Un mois plus tard, le collectif reçoit le représentant du ministre, Mark Sherringham, dans les locaux de la Ligue de l'enseignement. L'homme est sympathique, intelligent, mais il connaît mal les " pédagos ". Il annonce d'entrée ce qu'il croit être une " mauvaise nouvelle " : il n'a pas de moyens supplémentaires à distribuer. Les pédagogues ont toujours cherché comment faire mieux à moyens constants, au risque d'ailleurs de se couper des milieux syndicaux. Autre quiproquo, qui ne sera jamais levé : il vient nous aider à réaliser notre " projet ". Nous n'avons aucun projet, aucune ambition ; nous proposons d'aider le ministère à résoudre une difficile équation : comment affecter les bons personnels dans les établissements difficiles.

Non sans difficultés

On pourrait ensuite faire, presque jour par jour, l'histoire des maladresses et des ratages qui se succèdent tout l'hiver.

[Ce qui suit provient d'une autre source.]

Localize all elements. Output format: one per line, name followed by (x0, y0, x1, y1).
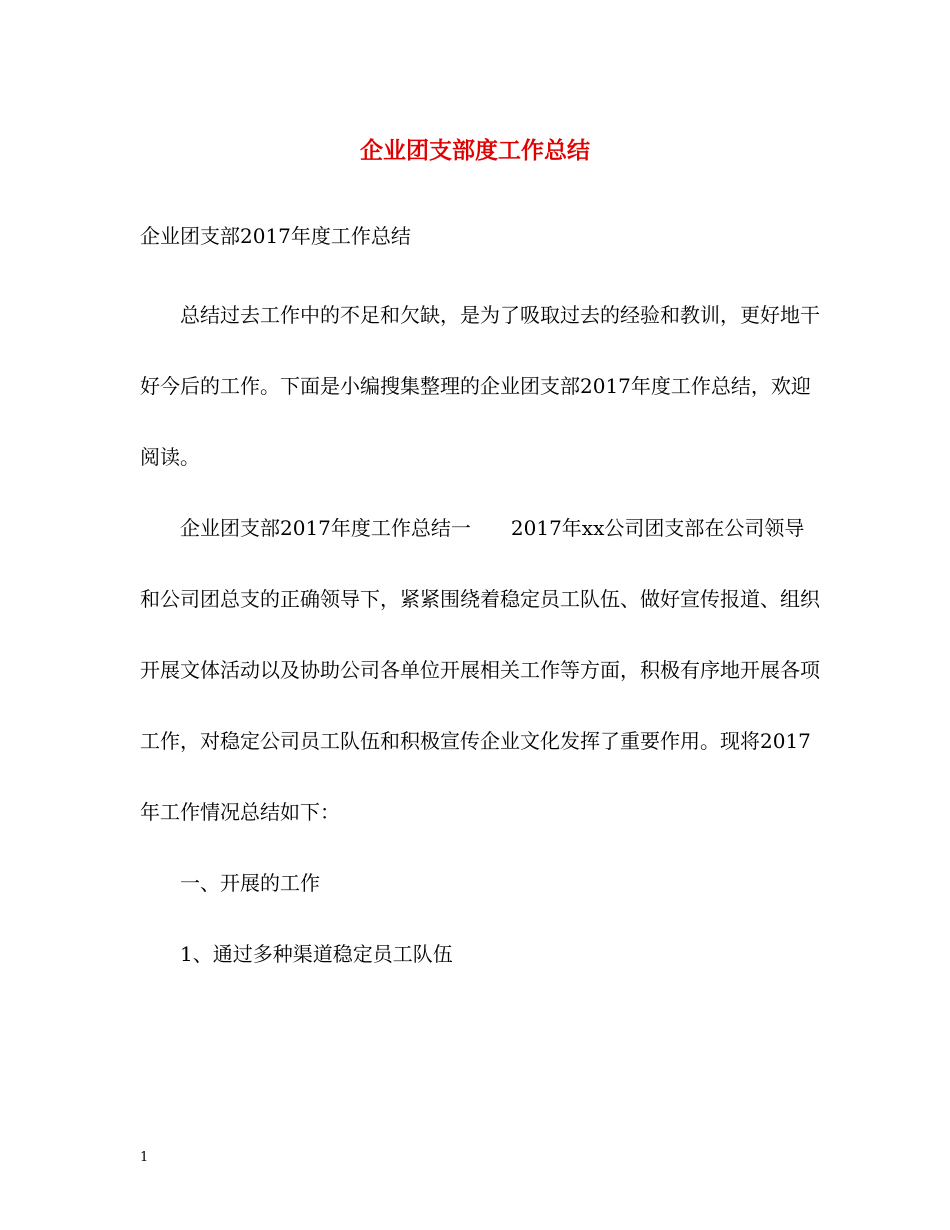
document-title: 企业团支部度工作总结 (360, 137, 590, 164)
subsection-heading: 1、通过多种渠道稳定员工队伍 (180, 942, 453, 966)
document-subtitle: 企业团支部2017年度工作总结 (140, 224, 411, 248)
section-heading: 一、开展的工作 (180, 871, 320, 895)
page-number: 1 (140, 1150, 149, 1165)
intro-paragraph: 总结过去工作中的不足和欠缺，是为了吸取过去的经验和教训，更好地干好今后的工作。下面是小编搜集整理的企业团支部2017年度工作总结，欢迎阅读。 (140, 303, 820, 469)
summary-paragraph: 企业团支部2017年度工作总结一 2017年xx公司团支部在公司领导和公司团总支的正确领导下，紧紧围绕着稳定员工队伍、做好宣传报道、组织开展文体活动以及协助公司各单位开展相关工作等方面，积极有序地开展各项工作，对稳定公司员工队伍和积极宣传企业文化发挥了重要作用。现将2017年工作情况总结如下： (140, 516, 820, 824)
document-body (140, 220, 820, 990)
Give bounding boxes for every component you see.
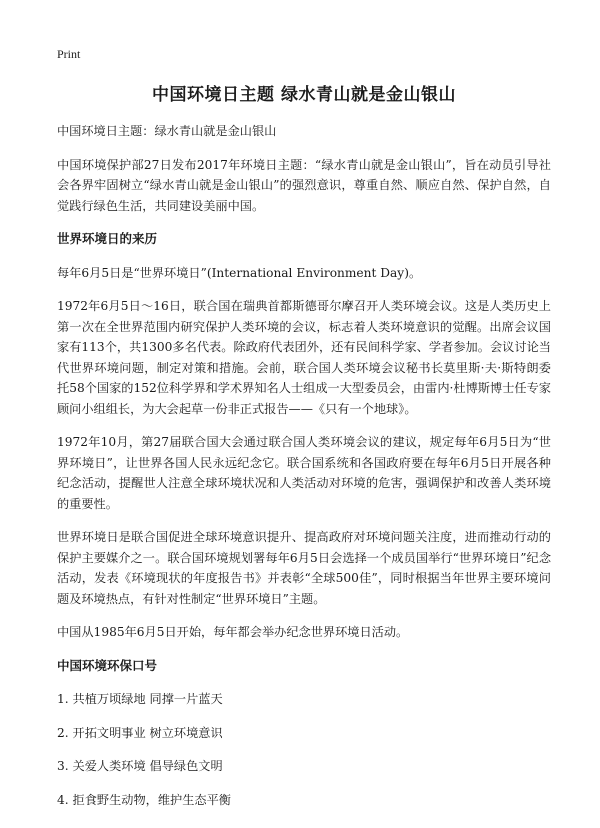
page-title: 中国环境日主题 绿水青山就是金山银山 <box>152 85 456 105</box>
conference-paragraph: 1972年6月5日～16日，联合国在瑞典首都斯德哥尔摩召开人类环境会议。这是人类历史上第一次在全世界范围内研究保护人类环境的会议，标志着人类环境意识的觉醒。出席会议国家有113个，共1300多名代表。除政府代表团外，还有民间科学家、学者参加。会议讨论当代世界环境问题，制定对策和措施。会前，联合国人类环境会议秘书长莫里斯·夫·斯特朗委托58个国家的152位科学界和学术界知名人士组成一大型委员会，由雷内·杜博斯博士任专家顾问小组组长，为大会起草一份非正式报告——《只有一个地球》。 <box>57 299 551 416</box>
print-link[interactable]: Print <box>57 47 81 61</box>
history-heading: 世界环境日的来历 <box>57 231 158 246</box>
un-resolution-paragraph: 1972年10月，第27届联合国大会通过联合国人类环境会议的建议，规定每年6月5日为“世界环境日”，让世界各国人民永远纪念它。联合国系统和各国政府要在每年6月5日开展各种纪念活动，提醒世人注意全球环境状况和人类活动对环境的危害，强调保护和改善人类环境的重要性。 <box>57 435 551 511</box>
theme-paragraph: 中国环境保护部27日发布2017年环境日主题：“绿水青山就是金山银山”，旨在动员引导社会各界牢固树立“绿水青山就是金山银山”的强烈意识，尊重自然、顺应自然、保护自然，自觉践行绿色生活，共同建设美丽中国。 <box>57 157 551 213</box>
china-paragraph: 中国从1985年6月5日开始，每年都会举办纪念世界环境日活动。 <box>57 625 409 639</box>
unep-paragraph: 世界环境日是联合国促进全球环境意识提升、提高政府对环境问题关注度，进而推动行动的保护主要媒介之一。联合国环境规划署每年6月5日会选择一个成员国举行“世界环境日”纪念活动，发表《环境现状的年度报告书》并表彰“全球500佳”，同时根据当年世界主要环境问题及环境热点，有针对性制定“世界环境日”主题。 <box>57 530 551 606</box>
slogan-item: 1. 共植万顷绿地 同撑一片蓝天 <box>57 692 223 706</box>
slogan-list <box>57 689 551 810</box>
slogan-item: 4. 拒食野生动物，维护生态平衡 <box>57 792 231 807</box>
date-paragraph: 每年6月5日是“世界环境日”(International Environment Day)。 <box>57 265 422 280</box>
slogan-heading: 中国环境环保口号 <box>57 657 158 673</box>
intro-paragraph: 中国环境日主题：绿水青山就是金山银山 <box>57 124 277 138</box>
article-body <box>57 121 551 823</box>
slogan-item: 3. 关爱人类环境 倡导绿色文明 <box>57 759 223 773</box>
slogan-item: 2. 开拓文明事业 树立环境意识 <box>57 725 223 740</box>
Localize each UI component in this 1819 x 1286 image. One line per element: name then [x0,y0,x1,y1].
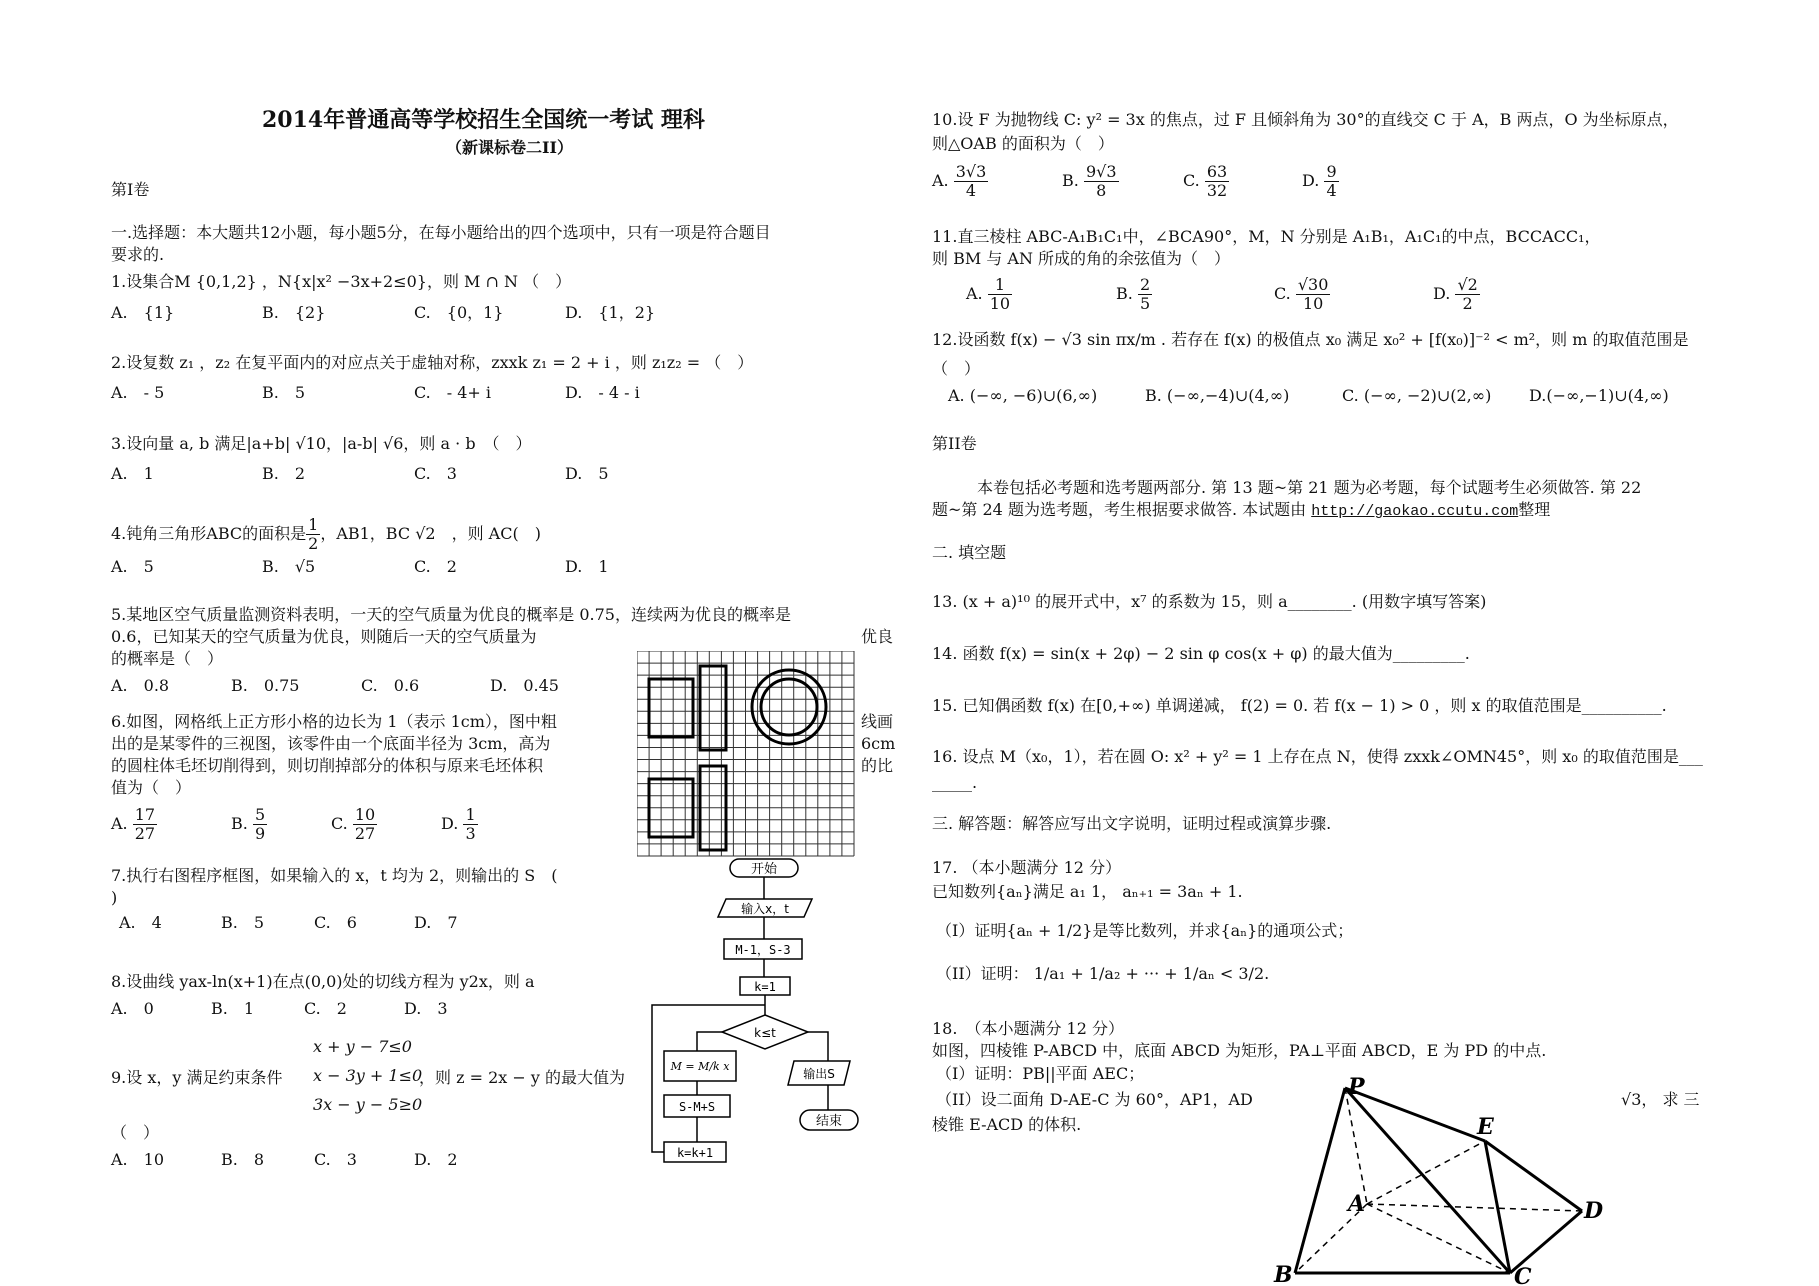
q18-part1: （I）证明：PB||平面 AEC； [936,1064,1145,1083]
q3-option-d: D. 5 [565,464,609,483]
q10-b-den: 8 [1096,181,1107,200]
q11-option-b-label: B. [1116,284,1133,303]
q3-option-c: C. 3 [414,464,457,483]
q1-option-b: B. {2} [262,303,326,322]
q11-d-num: √2 [1457,275,1478,294]
q16-line1: 16. 设点 M（x₀，1），若在圆 O: x² + y² = 1 上存在点 N，使得 zxxk∠OMN45°，则 x₀ 的取值范围是___ [932,747,1703,766]
q17-head: 17. （本小题满分 12 分） [932,858,1122,877]
q18-line-last: 棱锥 E-ACD 的体积. [932,1115,1082,1134]
q6-option-c-frac [353,806,377,843]
q9-paren: （ ） [111,1123,160,1142]
q14-stem: 14. 函数 f(x) = sin(x + 2φ) − 2 sin φ cos(x + φ) 的最大值为_________. [932,644,1470,663]
q8-option-a: A. 0 [111,999,154,1018]
q10-a-den: 4 [965,181,977,200]
q3-stem: 3.设向量 a, b 满足|a+b| √10，|a-b| √6，则 a · b （ ） [111,434,532,453]
q6-line4: 值为（ ） [111,778,192,797]
q11-c-den: 10 [1302,294,1324,313]
three-view-grid-figure [637,651,855,857]
q9-option-c: C. 3 [314,1150,357,1169]
q6-b-num: 5 [254,805,266,824]
q6-option-b-frac [253,806,267,843]
q11-option-b-frac [1138,276,1152,313]
q4-option-d: D. 1 [565,557,609,576]
q3-option-a: A. 1 [111,464,154,483]
q12-option-a: A. (−∞, −6)∪(6,∞) [948,386,1098,405]
part2-intro-tail: 整理 [1518,500,1551,519]
q12-option-b: B. (−∞,−4)∪(4,∞) [1145,386,1290,405]
q17-part2: （II）证明： 1/a₁ + 1/a₂ + ··· + 1/aₙ < 3/2. [936,964,1270,983]
q10-line1: 10.设 F 为抛物线 C: y² = 3x 的焦点，过 F 且倾斜角为 30°的直线交 C 于 A，B 两点，O 为坐标原点， [932,110,1679,129]
q1-option-c: C. {0，1} [414,303,504,322]
part1-heading: 第I卷 [111,180,150,199]
q12-option-c: C. (−∞, −2)∪(2,∞) [1342,386,1492,405]
q5-line1: 5.某地区空气质量监测资料表明，一天的空气质量为优良的概率是 0.75，连续两为优良的概率是 [111,605,791,624]
q15-stem: 15. 已知偶函数 f(x) 在[0,+∞) 单调递减， f(2) = 0. 若 f(x − 1) > 0 ，则 x 的取值范围是__________. [932,696,1667,715]
q11-option-d [1433,276,1480,313]
q5-line2: 0.6，已知某天的空气质量为优良，则随后一天的空气质量为 [111,627,537,646]
pyramid-figure [1270,1076,1610,1286]
q7-line1: 7.执行右图程序框图，如果输入的 x，t 均为 2，则输出的 S ( [111,866,558,885]
pyramid-label-a: A [1348,1191,1366,1217]
q11-b-den: 5 [1139,294,1151,313]
q10-option-c [1183,163,1229,200]
q6-c-num: 10 [354,805,376,824]
q6-option-d [441,806,478,843]
q7-option-b: B. 5 [221,913,265,932]
q6-a-num: 17 [134,805,156,824]
q9-option-b: B. 8 [221,1150,265,1169]
q6-option-c-label: C. [331,814,348,833]
q11-option-a-frac [988,276,1012,313]
q8-stem: 8.设曲线 yax-ln(x+1)在点(0,0)处的切线方程为 y2x，则 a [111,972,535,991]
q9-option-d: D. 2 [414,1150,458,1169]
q9-constraint-3: 3x − y − 5≥0 [313,1095,423,1114]
q16-line2: _____. [932,773,978,792]
q2-option-a: A. - 5 [111,383,165,402]
part2-intro-line1: 本卷包括必考题和选考题两部分. 第 13 题~第 21 题为必考题，每个试题考生必须做答. 第 22 [977,478,1642,497]
q6-b-den: 9 [254,824,266,843]
q11-d-den: 2 [1462,294,1473,313]
q11-option-d-frac [1455,276,1479,313]
q10-option-b-frac [1084,163,1119,200]
part2-heading: 第II卷 [932,434,977,453]
q10-d-den: 4 [1326,181,1337,200]
q10-b-num: 9√3 [1085,162,1117,181]
q1-option-a: A. {1} [111,303,175,322]
q6-line3-end: 的比 [861,756,894,775]
q6-option-b-label: B. [231,814,248,833]
q18-part2-end: √3， 求 三 [1621,1090,1700,1109]
q4-stem [111,516,541,553]
q10-c-den: 32 [1206,181,1228,200]
q4-fraction [306,516,320,553]
pyramid-label-c: C [1514,1264,1532,1286]
q2-option-c: C. - 4+ i [414,383,492,402]
q4-fraction-num: 1 [308,515,319,534]
flow-start: 开始 [750,862,778,877]
q9-stem-b: ，则 z = 2x − y 的最大值为 [419,1068,626,1087]
q4-stem-a: 4.钝角三角形ABC的面积是 [111,524,307,543]
q6-option-d-label: D. [441,814,459,833]
q6-line1: 6.如图，网格纸上正方形小格的边长为 1（表示 1cm），图中粗 [111,712,557,731]
flow-condition: k≤t [754,1026,776,1040]
q11-line1: 11.直三棱柱 ABC-A₁B₁C₁中，∠BCA90°，M，N 分别是 A₁B₁，A₁C₁的中点，BCCACC₁， [932,227,1601,246]
q18-line1: 如图，四棱锥 P-ABCD 中，底面 ABCD 为矩形，PA⊥平面 ABCD，E 为 PD 的中点. [932,1041,1547,1060]
flow-k-init: k=1 [754,980,776,994]
q5-option-c: C. 0.6 [361,676,420,695]
q1-option-d: D. {1，2} [565,303,656,322]
pyramid-label-p: P [1348,1076,1365,1100]
page-subtitle: （新课标卷二II） [446,138,573,157]
q9-stem: 9.设 x，y 满足约束条件 [111,1068,283,1087]
q11-line2: 则 BM 与 AN 所成的角的余弦值为（ ） [932,249,1231,268]
q11-option-c-label: C. [1274,284,1291,303]
q7-option-c: C. 6 [314,913,357,932]
q12-line1: 12.设函数 f(x) − √3 sin πx/m . 若存在 f(x) 的极值点 x₀ 满足 x₀² + [f(x₀)]⁻² < m²，则 m 的取值范围是 [932,330,1689,349]
q10-option-c-label: C. [1183,171,1200,190]
q6-a-den: 27 [134,824,156,843]
q1-stem: 1.设集合M {0,1,2} ，N{x|x² −3x+2≤0}，则 M ∩ N （ ） [111,272,572,291]
q11-option-c [1274,276,1330,313]
section1-intro-line1: 一.选择题：本大题共12小题，每小题5分，在每小题给出的四个选项中，只有一项是符合题目 [111,223,771,242]
flow-end: 结束 [815,1114,843,1129]
q3-option-b: B. 2 [262,464,306,483]
q10-option-d-frac [1324,163,1338,200]
q6-line2-end: 6cm [861,734,896,753]
q11-b-num: 2 [1139,275,1151,294]
q4-stem-b: ，AB1，BC √2 ，则 AC( ) [320,524,541,543]
q10-option-a [932,163,988,200]
q6-option-a-label: A. [111,814,128,833]
q7-line2: ) [111,888,118,907]
q10-option-c-frac [1205,163,1229,200]
pyramid-label-d: D [1584,1198,1604,1224]
q6-line3: 的圆柱体毛坯切削得到，则切削掉部分的体积与原来毛坯体积 [111,756,544,775]
q13-stem: 13. (x + a)¹⁰ 的展开式中，x⁷ 的系数为 15，则 a________. (用数字填写答案) [932,592,1487,611]
q6-option-d-frac [463,806,477,843]
q5-line3: 的概率是（ ） [111,649,224,668]
section1-intro-line2: 要求的. [111,245,165,264]
q10-option-d [1302,163,1339,200]
pyramid-label-e: E [1477,1114,1494,1140]
q11-option-d-label: D. [1433,284,1451,303]
pyramid-label-b: B [1274,1262,1293,1286]
q10-option-d-label: D. [1302,171,1320,190]
q9-option-a: A. 10 [111,1150,165,1169]
q6-option-a [111,806,157,843]
q11-option-b [1116,276,1152,313]
q5-option-b: B. 0.75 [231,676,300,695]
q6-option-c [331,806,377,843]
q9-constraint-2: x − 3y + 1≤0 [313,1066,423,1085]
q11-a-num: 1 [988,276,1012,295]
q7-option-d: D. 7 [414,913,458,932]
q10-line2: 则△OAB 的面积为（ ） [932,134,1114,153]
q9-constraint-1: x + y − 7≤0 [313,1037,412,1056]
q10-option-b [1062,163,1119,200]
section2-heading: 二. 填空题 [932,543,1007,562]
q10-d-num: 9 [1326,162,1337,181]
q8-option-b: B. 1 [211,999,255,1018]
q6-d-den: 3 [465,824,476,843]
flow-input: 输入x，t [741,902,789,916]
q5-option-d: D. 0.45 [490,676,559,695]
q6-option-a-frac [133,806,157,843]
q7-option-a: A. 4 [119,913,162,932]
flow-k-update: k=k+1 [676,1146,714,1160]
q4-option-c: C. 2 [414,557,457,576]
q11-option-a [966,276,1012,313]
q11-option-a-label: A. [966,284,983,303]
flow-m-update: M = M/k x [670,1060,730,1073]
q6-line1-end: 线画 [861,712,894,731]
source-link[interactable]: http://gaokao.ccutu.com [1311,503,1519,520]
q12-line2: （ ） [932,359,981,378]
flow-output: 输出S [803,1067,835,1081]
q11-option-c-frac [1296,276,1331,313]
section3-heading: 三. 解答题：解答应写出文字说明，证明过程或演算步骤. [932,814,1332,833]
q8-option-c: C. 2 [304,999,347,1018]
q12-option-d: D.(−∞,−1)∪(4,∞) [1529,386,1669,405]
flow-s-update: S-M+S [678,1100,716,1114]
q4-fraction-den: 2 [308,534,319,553]
q18-head: 18. （本小题满分 12 分） [932,1019,1124,1038]
q6-option-b [231,806,267,843]
part2-intro-line2 [932,500,1550,522]
flowchart [648,855,868,1170]
q17-line1: 已知数列{aₙ}满足 a₁ 1， aₙ₊₁ = 3aₙ + 1. [932,882,1243,901]
q6-c-den: 27 [354,824,376,843]
q6-d-num: 1 [465,805,476,824]
q10-option-a-frac [954,163,989,200]
q4-option-b: B. √5 [262,557,316,576]
q2-option-d: D. - 4 - i [565,383,640,402]
q10-option-a-label: A. [932,171,949,190]
q2-option-b: B. 5 [262,383,306,402]
q4-option-a: A. 5 [111,557,154,576]
q8-option-d: D. 3 [404,999,448,1018]
q11-c-num: √30 [1297,275,1329,294]
q10-option-b-label: B. [1062,171,1079,190]
q18-part2: （II）设二面角 D-AE-C 为 60°，AP1，AD [936,1090,1253,1109]
q10-a-num: 3√3 [955,162,987,181]
q11-a-den: 10 [989,294,1011,313]
q10-c-num: 63 [1206,162,1228,181]
q2-stem: 2.设复数 z₁ ，z₂ 在复平面内的对应点关于虚轴对称，zxxk z₁ = 2 + i ，则 z₁z₂ = （ ） [111,353,754,372]
q5-line2-end: 优良 [861,627,894,646]
part2-intro-text: 题~第 24 题为选考题，考生根据要求做答. 本试题由 [932,500,1312,519]
page-title: 2014年普通高等学校招生全国统一考试 理科 [262,107,705,133]
q6-line2: 出的是某零件的三视图，该零件由一个底面半径为 3cm，高为 [111,734,551,753]
flow-init: M-1，S-3 [735,943,791,957]
q5-option-a: A. 0.8 [111,676,170,695]
q17-part1: （I）证明{aₙ + 1/2}是等比数列，并求{aₙ}的通项公式； [936,921,1354,940]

Le ministre tarde à annoncer publiquement son soutien à l'initiative. Nous proposons à son cabinet un " cahier des charges " sans doute illisible pour des politiques qui n'ont pas la culture correspondante et nous n'avons pas compris la nécessité de partir des projets des établissements concernés plutôt que de ceux des enseignants volontaires. Nous avons surtout deux difficultés. Nous sommes bénévoles et nous ne demandons aucune rémunération, mais la reconnaissance de notre existence, ne serait-ce que pour avoir des ordres de mission pour ceux d'entre nous qui sont enseignants, ou pour que soient remboursés les billets de train des provinciaux. Nous n'avons pas, matériellement, le temps de répondre aux questions que commencent à nous poser les collectifs qui s'organisent en régions. Et surtout, nous n'avons aucune des réponses à leurs questions. Comment s'engager à Toulouse ou à Nantes si l'administration désigne des collèges situés en Moselle et à Brest ? Qui validera la constitution d'une équipe pour aller dans tel établissement ? Selon quel calendrier et quelle procédure se feront les mutations ? Comment les grouper ? Les enseignants qui sont dans ces collèges bénéficieront-ils, s'ils demandent leur mutation, des avantages, en nombre de points par exemple, qu'ils auraient eus en restant plus longtemps ? Comment ceux qui feront le choix de rester pourront-ils s'intégrer à l'équipe des volontaires venus de l'extérieur ? Et ceux qui resteront sans adhérer au projet, faut-il leur garantir la liberté pédagogique inscrite dans leur statut ? Ce sont là des questions que seuls les politiques en charge de l'administration peuvent trancher. Le temps passe, et nous voyons le piège se refermer. Vu le calendrier des mutations, il faudrait une volonté politique extrême pour que les échéances soient tenues. Mais nous voulons encore y croire.

Là ou ailleurs

Au mois de janvier, le ministre annonce que cinq établissements de quatre académies seront concernés. Début février, il donne leurs noms. À La Ciotat, (Bouches-du-Rhône), le recteur d'Aix-Marseille a manifestement profité de l'opportunité qui lui est offerte pour faire passer un projet académique sans aucun rapport avec notre proposition. Les raisons du choix du collège de La Ricamarie, près de Saint-Étienne (Loire), demeurent un mystère, et les volontaires qui visaient un établissement de la banlieue lyonnaise sont sidérés. Les personnels en place dans des collèges de Cergy-Pontoise (académie de Versailles), de Meaux et de L'Haÿ-les-Roses (académie de Créteil) se demandent ce qu'ils ont fait pour mériter pareille opprobre, dont nul ne leur explique les raisons, surtout pas nous qui ne les connaissons pas. Le seul recteur qui tente vraiment de saisir l'opportunité ainsi offerte est celui de Créteil, mais le nombre des départs programmés dans les deux collèges permettra-t-il l'implantation de volontaires dont la seule motivation est la possibilité de travailler en équipe et de s'inscrire dans la durée ? Fin février, le collectif jette l'éponge, sans renoncer aux possibilités ouvertes dans cette académie cette année, et peut-être ailleurs pour la rentrée 2009.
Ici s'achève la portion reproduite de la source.